People find puffins amusing, which is good because it brings attention to them and their current problems. It also shines a spotlight on our work and what’s happening — a focus that other species, which might be doing even worse, don’t get.
The reality is that all seabirds in Iceland are more or less eating sandeel, not just puffins. All of them are having problems when sandeel populations aren’t doing well. Puffins are like a sentinel for all our seabirds, if you will.
Data-driven concerns
Puffin hunting is unsustainable; their numbers are still declining, even though the decline has reduced because they are doing better in the Westman Islands. The harvest is adding to the decline, as it reduced from 250,000+ to 25,000. We recently published a study where we use five or six different methods to process and analyse the data, and they’re all agreeing with each other.
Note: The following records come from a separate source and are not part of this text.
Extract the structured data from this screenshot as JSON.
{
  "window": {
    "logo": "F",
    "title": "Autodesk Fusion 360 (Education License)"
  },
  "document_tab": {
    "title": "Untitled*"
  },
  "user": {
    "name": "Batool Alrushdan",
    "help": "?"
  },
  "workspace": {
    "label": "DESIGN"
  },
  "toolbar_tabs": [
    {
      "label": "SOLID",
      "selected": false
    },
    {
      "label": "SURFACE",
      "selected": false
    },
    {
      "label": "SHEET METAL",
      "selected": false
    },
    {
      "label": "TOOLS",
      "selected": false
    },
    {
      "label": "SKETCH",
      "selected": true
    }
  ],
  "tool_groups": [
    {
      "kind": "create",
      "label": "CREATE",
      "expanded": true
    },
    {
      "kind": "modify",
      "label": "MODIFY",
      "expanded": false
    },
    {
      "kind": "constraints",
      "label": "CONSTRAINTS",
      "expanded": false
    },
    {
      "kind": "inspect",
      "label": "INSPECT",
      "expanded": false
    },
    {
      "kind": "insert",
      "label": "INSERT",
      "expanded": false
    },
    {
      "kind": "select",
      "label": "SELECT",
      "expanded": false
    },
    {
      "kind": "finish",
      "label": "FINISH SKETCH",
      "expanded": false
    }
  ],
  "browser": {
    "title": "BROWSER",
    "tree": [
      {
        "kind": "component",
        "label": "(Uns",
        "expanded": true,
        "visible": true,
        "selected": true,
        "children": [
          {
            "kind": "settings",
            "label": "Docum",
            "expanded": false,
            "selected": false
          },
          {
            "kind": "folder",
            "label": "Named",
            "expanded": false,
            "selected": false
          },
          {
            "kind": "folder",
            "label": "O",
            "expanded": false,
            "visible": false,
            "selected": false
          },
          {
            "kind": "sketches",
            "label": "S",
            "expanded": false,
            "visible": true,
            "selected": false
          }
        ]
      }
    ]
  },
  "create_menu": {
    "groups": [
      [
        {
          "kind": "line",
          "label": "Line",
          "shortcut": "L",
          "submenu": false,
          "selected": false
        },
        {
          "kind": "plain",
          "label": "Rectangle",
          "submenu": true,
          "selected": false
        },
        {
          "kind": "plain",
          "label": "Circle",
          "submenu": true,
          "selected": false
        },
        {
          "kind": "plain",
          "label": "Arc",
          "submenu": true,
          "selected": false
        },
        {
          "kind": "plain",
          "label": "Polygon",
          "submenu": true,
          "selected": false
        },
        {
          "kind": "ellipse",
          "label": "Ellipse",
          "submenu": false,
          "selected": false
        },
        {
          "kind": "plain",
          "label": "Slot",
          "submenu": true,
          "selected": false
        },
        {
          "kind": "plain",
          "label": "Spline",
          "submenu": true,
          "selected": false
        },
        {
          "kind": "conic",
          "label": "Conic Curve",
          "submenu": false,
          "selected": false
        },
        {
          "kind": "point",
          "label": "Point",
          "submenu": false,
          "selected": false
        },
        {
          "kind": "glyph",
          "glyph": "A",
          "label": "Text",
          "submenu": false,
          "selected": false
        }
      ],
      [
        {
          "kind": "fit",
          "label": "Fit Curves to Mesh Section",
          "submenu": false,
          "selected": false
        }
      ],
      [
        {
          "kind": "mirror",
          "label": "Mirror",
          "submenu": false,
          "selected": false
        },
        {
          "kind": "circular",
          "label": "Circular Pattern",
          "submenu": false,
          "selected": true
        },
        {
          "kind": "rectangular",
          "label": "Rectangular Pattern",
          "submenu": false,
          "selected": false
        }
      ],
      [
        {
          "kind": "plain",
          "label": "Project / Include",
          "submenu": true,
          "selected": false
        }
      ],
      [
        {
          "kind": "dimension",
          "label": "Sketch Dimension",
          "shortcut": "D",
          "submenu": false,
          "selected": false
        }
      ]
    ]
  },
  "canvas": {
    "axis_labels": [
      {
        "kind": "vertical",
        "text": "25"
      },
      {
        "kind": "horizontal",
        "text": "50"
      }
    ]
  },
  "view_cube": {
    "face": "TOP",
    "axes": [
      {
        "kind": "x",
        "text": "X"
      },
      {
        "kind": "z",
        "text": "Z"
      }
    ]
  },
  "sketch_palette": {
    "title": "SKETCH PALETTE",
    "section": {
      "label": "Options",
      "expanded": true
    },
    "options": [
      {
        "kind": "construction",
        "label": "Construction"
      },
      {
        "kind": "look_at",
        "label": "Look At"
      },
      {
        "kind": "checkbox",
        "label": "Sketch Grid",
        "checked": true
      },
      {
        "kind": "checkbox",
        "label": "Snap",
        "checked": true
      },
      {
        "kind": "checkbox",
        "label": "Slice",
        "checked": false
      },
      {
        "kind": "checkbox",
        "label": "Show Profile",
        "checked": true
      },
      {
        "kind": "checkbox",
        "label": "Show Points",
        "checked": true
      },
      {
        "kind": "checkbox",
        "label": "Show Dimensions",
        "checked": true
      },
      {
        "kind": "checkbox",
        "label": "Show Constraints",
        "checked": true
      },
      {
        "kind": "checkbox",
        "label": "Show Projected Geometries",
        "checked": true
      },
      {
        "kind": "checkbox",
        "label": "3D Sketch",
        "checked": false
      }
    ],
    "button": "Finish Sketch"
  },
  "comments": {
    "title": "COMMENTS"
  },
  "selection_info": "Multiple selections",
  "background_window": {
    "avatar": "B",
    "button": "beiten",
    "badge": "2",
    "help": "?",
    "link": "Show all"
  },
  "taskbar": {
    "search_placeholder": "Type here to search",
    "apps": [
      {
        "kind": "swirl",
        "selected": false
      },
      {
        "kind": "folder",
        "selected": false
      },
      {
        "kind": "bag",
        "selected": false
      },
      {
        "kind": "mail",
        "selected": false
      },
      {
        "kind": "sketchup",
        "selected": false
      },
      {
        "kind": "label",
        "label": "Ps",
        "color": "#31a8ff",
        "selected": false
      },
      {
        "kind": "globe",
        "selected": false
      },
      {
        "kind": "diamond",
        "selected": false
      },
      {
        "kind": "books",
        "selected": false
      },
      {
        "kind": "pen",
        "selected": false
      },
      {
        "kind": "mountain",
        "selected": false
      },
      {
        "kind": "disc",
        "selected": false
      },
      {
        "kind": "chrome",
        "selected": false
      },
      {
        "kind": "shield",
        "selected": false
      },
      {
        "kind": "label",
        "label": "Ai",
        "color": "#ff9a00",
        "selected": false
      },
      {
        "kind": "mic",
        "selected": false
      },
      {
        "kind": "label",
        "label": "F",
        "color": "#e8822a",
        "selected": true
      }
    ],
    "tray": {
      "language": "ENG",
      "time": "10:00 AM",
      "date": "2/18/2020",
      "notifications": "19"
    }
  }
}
It’s fairly robust and there’s a high probability that this is true: the declines are going to continue given that the situation has been similar in recent years. And if the hunting continues in similar form, that will increase the declines also.
What we are most interested in doing is trying to stop commercial hunting. People who kill a few birds for their family and cultural tradition are not the real problem, or much less of a problem than people who are going out and making money off this, killing a few thousand puffins and selling them to restaurants, which are paying premium prices. Ignorant tourists are not aware or don’t care that they are eating an unsustainable species. We are hoping we could stop this practice altogether. But there doesn’t seem to be much political interest in doing that; politicians don’t want to take that fight on, they probably think it’s not worth risking their political popularity for an issue like that. But it’s strange to treat one of your main tourist attractions this way.